Di banyak kantor, saya sering melihat ‘orang-orang yang sangat biasa’. Sekolahnya tidak tinggi. Awal karirnya, dimulai dari tingkatan yang paling rendah. Tapi, banyak diantara mereka yang bisa menapak hingga ke puncak. Ada yang dari office boy menjadi direktur. Ada yang dari salesman, menjadi Country Manager. Dan ada juga yang dari penjaga gudang, menjadi CEO perusahaan besar. Kalau orang yang sekolahnya tinggi, wajar kan? Kalau orang yang memulainya dari pekerjaan awal yang keren, masuk akal. Tapi ini? Sama sekali tidak ada pijakan yang kuat untuk menjadikan mereka professional sukses. Magic? Mungkin.
Meski perlahan, tapi kendaraan kami berjalan; sekalipun mesti sering injak pedal rem. Tapi justru keadaan itu membuat saya lebih leluasa memperhatikan. Sekarang, kendaraan saya merayap tepat disamping pohon merambat itu. Dan saya mempunyai pemandangan yang sempurna untuk melihat apa yang sesungguhnya tengah terjadi. Subhanallah. Pohon merambat itu ternyata melilit di sebuah benang layang-layang yang putus. Kerangka sisa layang-layang itu tersangkut di kabel listrik diatasnya. Sehingga benangnya menjuntai hingga menyentuh beton pembatas jalan. Masya Allah. Itu pohon merambat yang lemah dan tidak berbatang, melilitkan sulur-sulurnya. Kemudian berpegangan erat di benang layang-layang.
Saya menyaksikan sendiri. Bagaimana orang-orang yang memulai karir dari bawah itu berpegang teguh kepada tekadnya yang kuat dan bulat. Untuk bisa sampai ke tingkatan yang lebih tinggi. Persis seperti sulur pohon merambat itu. Mereka sadar jika tidak ada tangga yang bisa jadi pijakan untuk naik. Maka mereka dengan sepenuh kesadaran mendaya gunakan apa saja yang ada disekitarnya untuk terus bertumbuh kembang. Pohon merambat itu, punya benang layang-layang. Sedangkan office boy itu, punya waktu luang untuk mempelajari banyak hal yang orang-orang keren tidak mau mencobanya sama sekali. Pohon merambat itu sadar, jika dirinya tidak punya batang yang kokoh untuk tumbuh. Penjaga gudang itu juga sadar, jika dirinya tidak mempunyai modal tampang, apalagi ijazah untuk dipertarungkan. Tapi keduanya – pohon merambat dan orang biasa itu – punya kemauan dan kegigihan yang tidak dimiliki oleh pohon lain dan karyawan lain dikantornya.
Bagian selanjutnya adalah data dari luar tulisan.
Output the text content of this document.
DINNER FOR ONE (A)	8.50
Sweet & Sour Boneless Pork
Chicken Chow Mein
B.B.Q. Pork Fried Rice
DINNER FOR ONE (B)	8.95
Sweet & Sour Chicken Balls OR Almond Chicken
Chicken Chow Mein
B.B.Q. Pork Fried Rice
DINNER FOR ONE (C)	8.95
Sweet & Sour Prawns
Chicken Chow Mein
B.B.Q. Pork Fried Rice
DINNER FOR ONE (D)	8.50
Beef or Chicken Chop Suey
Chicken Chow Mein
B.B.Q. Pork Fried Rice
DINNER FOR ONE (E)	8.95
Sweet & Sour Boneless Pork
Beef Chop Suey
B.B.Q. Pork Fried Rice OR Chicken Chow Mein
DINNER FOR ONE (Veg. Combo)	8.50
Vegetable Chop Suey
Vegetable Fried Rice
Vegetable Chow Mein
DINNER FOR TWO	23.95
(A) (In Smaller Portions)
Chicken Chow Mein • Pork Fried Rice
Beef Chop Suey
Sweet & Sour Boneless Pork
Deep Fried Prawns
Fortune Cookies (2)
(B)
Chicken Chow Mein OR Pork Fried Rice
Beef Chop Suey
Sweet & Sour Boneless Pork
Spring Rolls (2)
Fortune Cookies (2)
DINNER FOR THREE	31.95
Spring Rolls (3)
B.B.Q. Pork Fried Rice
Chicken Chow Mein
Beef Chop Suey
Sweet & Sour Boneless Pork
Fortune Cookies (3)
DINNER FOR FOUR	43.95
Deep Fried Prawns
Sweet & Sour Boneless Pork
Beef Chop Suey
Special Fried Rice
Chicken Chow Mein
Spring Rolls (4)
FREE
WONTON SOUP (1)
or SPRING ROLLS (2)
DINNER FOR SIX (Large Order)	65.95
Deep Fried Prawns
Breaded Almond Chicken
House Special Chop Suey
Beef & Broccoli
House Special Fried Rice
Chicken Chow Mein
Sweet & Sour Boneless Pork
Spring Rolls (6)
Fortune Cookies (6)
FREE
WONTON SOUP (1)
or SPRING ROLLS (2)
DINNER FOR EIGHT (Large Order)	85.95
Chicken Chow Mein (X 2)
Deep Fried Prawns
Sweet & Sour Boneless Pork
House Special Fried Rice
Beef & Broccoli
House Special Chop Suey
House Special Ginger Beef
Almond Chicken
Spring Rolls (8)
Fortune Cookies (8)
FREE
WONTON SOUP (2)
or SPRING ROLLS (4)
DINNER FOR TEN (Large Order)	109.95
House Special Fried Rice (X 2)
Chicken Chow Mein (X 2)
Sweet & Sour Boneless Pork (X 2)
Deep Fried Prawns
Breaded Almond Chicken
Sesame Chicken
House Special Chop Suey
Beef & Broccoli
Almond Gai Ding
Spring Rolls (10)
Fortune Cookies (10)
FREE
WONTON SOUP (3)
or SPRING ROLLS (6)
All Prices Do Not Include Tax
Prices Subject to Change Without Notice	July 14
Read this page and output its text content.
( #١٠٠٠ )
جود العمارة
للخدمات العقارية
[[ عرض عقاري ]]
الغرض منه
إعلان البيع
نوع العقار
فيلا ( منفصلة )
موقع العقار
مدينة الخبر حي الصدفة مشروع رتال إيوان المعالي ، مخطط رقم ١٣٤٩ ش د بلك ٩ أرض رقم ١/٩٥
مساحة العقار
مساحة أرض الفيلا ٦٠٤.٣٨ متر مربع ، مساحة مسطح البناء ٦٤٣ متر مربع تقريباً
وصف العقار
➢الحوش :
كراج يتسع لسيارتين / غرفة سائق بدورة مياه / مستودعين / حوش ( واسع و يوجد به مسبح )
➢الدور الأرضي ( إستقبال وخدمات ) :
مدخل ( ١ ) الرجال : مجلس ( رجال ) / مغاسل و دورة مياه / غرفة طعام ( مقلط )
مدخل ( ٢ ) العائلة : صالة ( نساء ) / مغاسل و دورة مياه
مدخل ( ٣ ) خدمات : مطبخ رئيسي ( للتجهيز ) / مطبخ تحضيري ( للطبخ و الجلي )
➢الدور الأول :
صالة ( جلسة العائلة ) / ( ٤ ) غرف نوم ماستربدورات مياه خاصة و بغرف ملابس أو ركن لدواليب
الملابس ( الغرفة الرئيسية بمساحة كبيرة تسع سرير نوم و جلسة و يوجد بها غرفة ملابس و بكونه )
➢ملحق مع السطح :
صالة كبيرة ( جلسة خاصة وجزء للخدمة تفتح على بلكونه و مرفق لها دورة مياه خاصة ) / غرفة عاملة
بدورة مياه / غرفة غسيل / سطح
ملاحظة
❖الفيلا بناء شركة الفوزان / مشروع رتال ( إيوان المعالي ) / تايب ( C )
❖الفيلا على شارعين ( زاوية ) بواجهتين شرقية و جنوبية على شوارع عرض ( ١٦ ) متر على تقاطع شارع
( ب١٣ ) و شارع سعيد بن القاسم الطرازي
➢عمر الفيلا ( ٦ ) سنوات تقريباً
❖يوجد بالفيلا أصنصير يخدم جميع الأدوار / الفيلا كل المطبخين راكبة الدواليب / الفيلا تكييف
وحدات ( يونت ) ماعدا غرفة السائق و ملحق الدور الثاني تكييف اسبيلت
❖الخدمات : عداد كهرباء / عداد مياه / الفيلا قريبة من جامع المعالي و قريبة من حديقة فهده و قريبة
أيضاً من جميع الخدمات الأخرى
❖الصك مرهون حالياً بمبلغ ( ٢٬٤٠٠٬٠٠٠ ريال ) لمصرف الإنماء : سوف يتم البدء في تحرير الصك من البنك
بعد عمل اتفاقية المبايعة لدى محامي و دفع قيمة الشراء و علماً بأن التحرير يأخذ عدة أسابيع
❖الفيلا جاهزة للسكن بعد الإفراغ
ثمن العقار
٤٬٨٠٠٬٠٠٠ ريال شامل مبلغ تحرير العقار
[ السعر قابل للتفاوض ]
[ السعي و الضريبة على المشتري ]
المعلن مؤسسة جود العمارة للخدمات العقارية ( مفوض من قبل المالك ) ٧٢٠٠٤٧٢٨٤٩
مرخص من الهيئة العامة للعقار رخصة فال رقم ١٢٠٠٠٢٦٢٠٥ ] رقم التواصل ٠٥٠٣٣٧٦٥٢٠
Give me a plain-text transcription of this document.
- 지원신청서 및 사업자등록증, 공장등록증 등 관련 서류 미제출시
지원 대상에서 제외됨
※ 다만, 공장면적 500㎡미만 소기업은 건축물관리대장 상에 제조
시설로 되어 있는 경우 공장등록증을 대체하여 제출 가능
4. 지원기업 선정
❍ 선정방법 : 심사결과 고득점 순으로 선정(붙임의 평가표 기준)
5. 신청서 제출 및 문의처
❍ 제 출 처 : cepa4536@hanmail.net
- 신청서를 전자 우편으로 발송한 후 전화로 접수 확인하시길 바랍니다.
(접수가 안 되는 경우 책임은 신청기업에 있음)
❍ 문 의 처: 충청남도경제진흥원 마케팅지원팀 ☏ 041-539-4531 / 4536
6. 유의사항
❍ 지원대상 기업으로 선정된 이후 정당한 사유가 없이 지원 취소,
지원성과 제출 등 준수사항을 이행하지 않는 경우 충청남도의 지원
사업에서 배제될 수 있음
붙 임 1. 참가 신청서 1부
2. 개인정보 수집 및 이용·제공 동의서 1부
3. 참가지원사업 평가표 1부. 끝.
Saya bisa membayangkan di hari pertama sulur-sulur pohon itu bersentuhan dengan benang layang-layang itu. Pasti tidak mudah. Karena selain sangat kecil, juga tidak mau diam karena tertiup angin imbas dari mobil-mobil yang melintas. Saya juga bisa membayangkan di hari pertama pegawai-pegawai rendah itu memulai pekerjaannya. Pasti tidak gampang. Karena tugas yang harus dikerjakannya biasanya nggak menggugah selera. Mengerjakan hal-hal yang orang lain ogah melakukannya. Mengepel lantai. Mengangkut kardus. Mencuci piring dan gelas. Membersihkan toilet. Hiiiy….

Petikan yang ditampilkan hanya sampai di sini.